Processes for sellers
When a seller receives a purchase order, they can either choose to accept it, decline it, or renegotiate the terms of sale. Once the buyer and seller come to an agreement, the seller uses the accepted purchase order to pull inventory or arrange services in accordance with the form. The seller then uses the purchase order to draft and send an invoice for the goods or services and sets the terms for payment if the goods are not already paid for in full. The invoice and inventory are then sent to the buyer and the seller marks the purchase order as either “filled” or “awaiting payment”. Sellers will often send follow-up reminders of payment terms and deadlines in order to ensure that the order is fulfilled.

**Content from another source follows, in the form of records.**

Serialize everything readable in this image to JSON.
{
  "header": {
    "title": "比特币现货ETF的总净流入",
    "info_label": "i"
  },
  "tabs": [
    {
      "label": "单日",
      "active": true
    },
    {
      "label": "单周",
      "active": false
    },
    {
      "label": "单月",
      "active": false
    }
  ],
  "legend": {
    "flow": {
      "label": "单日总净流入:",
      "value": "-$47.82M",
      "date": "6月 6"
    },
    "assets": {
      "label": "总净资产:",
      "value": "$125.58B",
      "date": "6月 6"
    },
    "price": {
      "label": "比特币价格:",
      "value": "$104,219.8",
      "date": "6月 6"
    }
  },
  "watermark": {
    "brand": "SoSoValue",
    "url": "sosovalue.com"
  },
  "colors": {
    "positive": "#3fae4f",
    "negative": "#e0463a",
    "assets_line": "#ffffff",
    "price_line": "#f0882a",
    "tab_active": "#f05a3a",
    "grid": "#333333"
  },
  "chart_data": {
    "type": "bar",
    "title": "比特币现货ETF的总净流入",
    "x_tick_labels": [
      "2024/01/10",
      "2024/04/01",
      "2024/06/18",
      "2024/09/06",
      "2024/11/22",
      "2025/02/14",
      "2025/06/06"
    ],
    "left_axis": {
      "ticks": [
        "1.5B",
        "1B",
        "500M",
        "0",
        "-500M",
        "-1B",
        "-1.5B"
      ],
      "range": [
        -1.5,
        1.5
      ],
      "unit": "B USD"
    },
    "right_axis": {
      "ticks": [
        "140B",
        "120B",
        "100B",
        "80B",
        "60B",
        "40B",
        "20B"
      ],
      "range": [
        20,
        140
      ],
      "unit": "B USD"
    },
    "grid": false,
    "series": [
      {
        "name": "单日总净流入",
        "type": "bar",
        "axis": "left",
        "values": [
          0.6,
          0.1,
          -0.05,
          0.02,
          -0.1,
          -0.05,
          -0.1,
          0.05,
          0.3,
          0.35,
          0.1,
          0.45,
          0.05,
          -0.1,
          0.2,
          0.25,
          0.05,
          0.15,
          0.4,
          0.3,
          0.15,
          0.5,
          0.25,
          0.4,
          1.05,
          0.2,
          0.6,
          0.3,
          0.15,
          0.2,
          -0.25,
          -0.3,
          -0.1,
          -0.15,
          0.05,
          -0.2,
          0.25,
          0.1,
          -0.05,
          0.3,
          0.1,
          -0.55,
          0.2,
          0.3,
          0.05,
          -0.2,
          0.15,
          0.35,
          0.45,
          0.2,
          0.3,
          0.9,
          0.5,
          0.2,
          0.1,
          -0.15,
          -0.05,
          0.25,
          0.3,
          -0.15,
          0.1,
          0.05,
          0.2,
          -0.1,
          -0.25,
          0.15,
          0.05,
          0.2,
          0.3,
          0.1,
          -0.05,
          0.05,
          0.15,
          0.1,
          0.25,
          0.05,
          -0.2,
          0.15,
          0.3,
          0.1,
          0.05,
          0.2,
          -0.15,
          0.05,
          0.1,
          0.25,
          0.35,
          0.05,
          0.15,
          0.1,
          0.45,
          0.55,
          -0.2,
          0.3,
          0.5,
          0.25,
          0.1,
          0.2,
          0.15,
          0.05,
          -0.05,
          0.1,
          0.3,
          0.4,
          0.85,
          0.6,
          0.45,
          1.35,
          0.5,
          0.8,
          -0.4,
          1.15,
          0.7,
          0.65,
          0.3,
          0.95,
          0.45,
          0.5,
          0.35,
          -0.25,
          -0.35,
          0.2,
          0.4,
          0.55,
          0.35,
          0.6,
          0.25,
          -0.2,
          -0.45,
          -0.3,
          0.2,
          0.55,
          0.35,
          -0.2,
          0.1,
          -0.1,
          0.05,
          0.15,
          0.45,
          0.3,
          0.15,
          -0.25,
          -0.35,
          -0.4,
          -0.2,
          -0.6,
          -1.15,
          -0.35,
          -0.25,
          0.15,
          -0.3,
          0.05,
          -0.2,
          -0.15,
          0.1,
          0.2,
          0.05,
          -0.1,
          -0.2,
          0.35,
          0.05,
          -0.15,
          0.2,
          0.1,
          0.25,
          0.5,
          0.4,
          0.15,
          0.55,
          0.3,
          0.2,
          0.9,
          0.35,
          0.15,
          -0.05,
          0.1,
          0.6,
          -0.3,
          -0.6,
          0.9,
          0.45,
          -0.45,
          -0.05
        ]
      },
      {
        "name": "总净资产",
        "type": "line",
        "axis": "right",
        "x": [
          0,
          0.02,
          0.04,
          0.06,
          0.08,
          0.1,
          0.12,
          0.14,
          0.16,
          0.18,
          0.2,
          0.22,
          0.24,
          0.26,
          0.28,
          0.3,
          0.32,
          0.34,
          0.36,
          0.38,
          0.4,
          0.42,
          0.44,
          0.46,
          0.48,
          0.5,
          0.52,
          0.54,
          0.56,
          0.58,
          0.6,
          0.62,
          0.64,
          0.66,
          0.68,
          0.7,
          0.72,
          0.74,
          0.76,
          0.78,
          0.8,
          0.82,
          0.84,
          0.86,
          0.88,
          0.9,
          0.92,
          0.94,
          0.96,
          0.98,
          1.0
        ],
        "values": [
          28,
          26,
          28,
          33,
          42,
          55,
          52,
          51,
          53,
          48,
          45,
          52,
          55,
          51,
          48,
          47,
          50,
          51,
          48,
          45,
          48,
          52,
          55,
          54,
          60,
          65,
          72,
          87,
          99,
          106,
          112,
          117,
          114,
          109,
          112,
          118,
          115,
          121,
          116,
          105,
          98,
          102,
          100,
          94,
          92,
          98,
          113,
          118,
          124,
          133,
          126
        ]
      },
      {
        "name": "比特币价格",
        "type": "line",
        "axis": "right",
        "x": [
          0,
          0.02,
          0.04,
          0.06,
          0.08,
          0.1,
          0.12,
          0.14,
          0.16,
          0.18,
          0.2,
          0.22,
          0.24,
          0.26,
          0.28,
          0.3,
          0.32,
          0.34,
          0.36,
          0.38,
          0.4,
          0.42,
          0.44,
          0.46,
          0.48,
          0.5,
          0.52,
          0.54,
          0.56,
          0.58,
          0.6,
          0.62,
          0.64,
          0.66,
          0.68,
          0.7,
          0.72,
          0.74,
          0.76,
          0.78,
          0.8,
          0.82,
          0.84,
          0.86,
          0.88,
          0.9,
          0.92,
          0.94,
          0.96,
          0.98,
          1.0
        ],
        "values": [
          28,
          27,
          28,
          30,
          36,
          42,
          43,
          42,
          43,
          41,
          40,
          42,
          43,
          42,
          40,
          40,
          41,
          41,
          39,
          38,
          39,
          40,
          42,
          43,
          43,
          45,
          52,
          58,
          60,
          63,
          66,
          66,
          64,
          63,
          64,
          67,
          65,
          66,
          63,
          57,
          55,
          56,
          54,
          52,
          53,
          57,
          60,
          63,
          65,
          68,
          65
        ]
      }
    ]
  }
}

Purchase orders in accounting
Purchase orders occupy space in the accounting books differently for buyers and sellers in addition to changing positions depending on the status of a sale.
For the buyer
In accounting, an in-progress purchase order that has received an invoice goes into accounts payable and is considered a liability until the seller has been paid and the purchase order is fulfilled. Funds are set aside to cover the cost of the purchase commitment (PC). Once a goods receipt is received, the purchase commitment funds are transferred to the “actual” expense of the purchased and physically held inventory. Before the account can be disbursed (paid off), it must go through an approval process to ensure that the invoice received matches the purchase order sent at which point the funds can be released and the seller can be paid.
For the seller
For vendors, the receipt of a purchase order does not equate to an accounting entry. Typically, the value of the accepted purchase order is marked as an asset in accounts receivable once the product has shipped and the invoice has been sent and the sale is considered to have occurred.
Purchase (order) power
The beginning of any inventory or service acquisition starts with a purchase order. Whether electronic or physical, they have the power to help inventory managers to keep track of what they have currently and what they have coming. They clarify the terms and conditions of a sale and legally protect buyers from any mishaps or malpractice in the buying process. Whether a business is large and established or still growing, when processed and accounted correctly, purchase orders streamline inventory operations and help businesses to operate optimally.